# Time When Pendulum Clock is Put on Moon?

1. Nov 25, 2007

### petern

A pendulum clock that works perfectly on Earth is taken to the moon where g = 1.63 m/s^2. If the clock is started at 12:00 A.M., what will it read on the moon 24 earth hours?

The equation you would probably use is T = 2(pi)(sq. root of m/k)

Can someone get me started?

Last edited: Nov 25, 2007
2. Nov 25, 2007

### rock.freak667

The pendulum clock works on SHM...how is angular velocity affected by the value of 'g' with a pendulum?

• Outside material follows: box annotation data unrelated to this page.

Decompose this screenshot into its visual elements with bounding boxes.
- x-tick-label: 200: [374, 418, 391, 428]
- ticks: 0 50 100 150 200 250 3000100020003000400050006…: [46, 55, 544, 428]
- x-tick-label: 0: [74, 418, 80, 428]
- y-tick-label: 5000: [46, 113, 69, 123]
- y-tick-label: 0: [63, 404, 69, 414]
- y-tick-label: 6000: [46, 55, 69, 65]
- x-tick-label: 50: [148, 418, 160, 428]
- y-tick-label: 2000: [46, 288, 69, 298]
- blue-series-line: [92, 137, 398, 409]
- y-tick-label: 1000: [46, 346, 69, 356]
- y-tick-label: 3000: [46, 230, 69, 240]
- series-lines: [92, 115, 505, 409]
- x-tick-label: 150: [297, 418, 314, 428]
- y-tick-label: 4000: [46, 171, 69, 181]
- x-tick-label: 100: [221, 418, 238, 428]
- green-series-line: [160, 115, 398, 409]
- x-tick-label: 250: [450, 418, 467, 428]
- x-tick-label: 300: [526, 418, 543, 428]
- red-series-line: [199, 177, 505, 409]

Use $$T=2\pi\sqrt{\frac{l}{g}}$$

are you allowed to use the value of g on earth? if so consider how you can express the acc.due to gravity on the moon in terms of 'g' on earth

Last edited: Nov 25, 2007
3. Nov 25, 2007

### petern

I don't really understand but I know that since gravity is less on the moon, the pendulum doesn't swing farther out than on earth and therefore the clock is slower than on earth.

4. Nov 25, 2007

### petern

I would find the ratio so on earth but plugging g on earth and on the moon into T = 2(pi)(sq. root of m/k). The ratio I got for moon to earth was .783 to .319 or 1 to 2.45455.

So 24 h x 2.45455 = 58.9092 h. So the answer would be 10:55 A.M. on the third day. Did I do this problem correctly?

5. Nov 25, 2007

### DaveC426913

Is it possible that this is a trick question? Doesn't a pendulum clock tell time on Earth by way of the Earth's rotation? Wouldn't a pendulum clock on the Moon depend on the Moon's rotation? And isn't the swing speed completely irrelevant?

6. Nov 25, 2007

### petern

I don't think it is. My physics class isn't that advanced and we usually never have any trick questions. Thanks for the input anyways. Do you think I'm doing it right?

7. Nov 25, 2007

### rock.freak667

well the way I intended to do it was the method with finding the ratio...so i think it would be correct....not too sure if you have to take into account the rotation of the moon and such

8. Nov 25, 2007

### petern

I think I did it right because my teacher has gone over anything related to the rotation so thanks! Problem solved!